疲れてもいないが寝たら戻るかもしれない。不思議の国のアリスのように、一時の夢幻かもしれない。まぁ、それにしてはリアルな感覚なのだが。

寝て覚めて

真っ白な世界は一面銀世界。

寒さも感じないのには「やはりか」と思った。起き上がれば知らない間にくっついていた白い獣たちが転がる。


少し移動して今度は川縁で眠りについた。一緒についてきた獣たちが共に寝る。すこしかわいい。

「おやすみ」

獣の耳がピルルと片方だけ動いた。

次に起きた時

白い霧が以前より明るく、緑の匂いが深くなっていた。

「……これは、帰れないのか」

仕方無い。とあきらめた自分は川で顔を洗おうと水面に顔をだして驚いた。

自分の髪や肌が世界とおなじ純白になっていた。瞳はかろうじて色があるが、元々の色ではなく、灰色のような色だった。


世界に気に入れられた、と思えばいいのか。


純白の山は岩も、木々も、空も、獣たちも純白で美しい。
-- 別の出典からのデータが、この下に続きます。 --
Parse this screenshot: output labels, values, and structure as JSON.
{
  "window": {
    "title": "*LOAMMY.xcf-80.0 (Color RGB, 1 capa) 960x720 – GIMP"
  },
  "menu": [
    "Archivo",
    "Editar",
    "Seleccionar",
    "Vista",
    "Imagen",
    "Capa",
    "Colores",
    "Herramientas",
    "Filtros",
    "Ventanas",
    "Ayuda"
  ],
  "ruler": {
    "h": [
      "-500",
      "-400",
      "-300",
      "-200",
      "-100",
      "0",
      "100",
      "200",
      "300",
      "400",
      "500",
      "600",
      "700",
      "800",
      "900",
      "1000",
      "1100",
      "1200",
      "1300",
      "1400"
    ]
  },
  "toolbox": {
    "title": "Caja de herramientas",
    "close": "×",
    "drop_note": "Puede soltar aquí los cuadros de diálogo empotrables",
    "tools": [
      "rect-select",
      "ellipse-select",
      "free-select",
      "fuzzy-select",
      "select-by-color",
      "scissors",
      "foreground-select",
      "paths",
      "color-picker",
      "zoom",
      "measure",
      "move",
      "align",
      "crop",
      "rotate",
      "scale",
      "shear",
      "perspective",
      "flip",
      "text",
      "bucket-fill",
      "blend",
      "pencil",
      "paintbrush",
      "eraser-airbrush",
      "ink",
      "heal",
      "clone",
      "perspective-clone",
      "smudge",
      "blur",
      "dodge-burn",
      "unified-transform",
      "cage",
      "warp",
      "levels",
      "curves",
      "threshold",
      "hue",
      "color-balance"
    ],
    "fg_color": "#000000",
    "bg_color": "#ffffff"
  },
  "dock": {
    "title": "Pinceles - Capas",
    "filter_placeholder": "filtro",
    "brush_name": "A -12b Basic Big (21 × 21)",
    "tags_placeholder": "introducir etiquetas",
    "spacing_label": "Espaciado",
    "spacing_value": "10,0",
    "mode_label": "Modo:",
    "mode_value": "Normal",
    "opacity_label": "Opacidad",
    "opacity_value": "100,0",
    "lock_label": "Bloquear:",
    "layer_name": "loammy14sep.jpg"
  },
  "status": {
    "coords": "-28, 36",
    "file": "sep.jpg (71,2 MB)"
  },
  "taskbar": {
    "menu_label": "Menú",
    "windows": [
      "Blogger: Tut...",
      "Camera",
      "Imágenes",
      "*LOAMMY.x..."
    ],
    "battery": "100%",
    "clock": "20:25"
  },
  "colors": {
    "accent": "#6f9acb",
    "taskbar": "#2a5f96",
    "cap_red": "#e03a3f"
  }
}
人間である自分の異質さをも凌駕する圧倒的なナニかがある。

坐するだけで、在るだけで、すべてが畏怖し崇めるモノ。神、仙境、異界、すべてでありすべてではないのかもしれない。

白い世界はどこまでも霧深く、人間の世界よりも呼吸易く、すべてを拒むような純白で迷い混んだ異質を包容し、時が来ればその命を容易く奪うのだろう。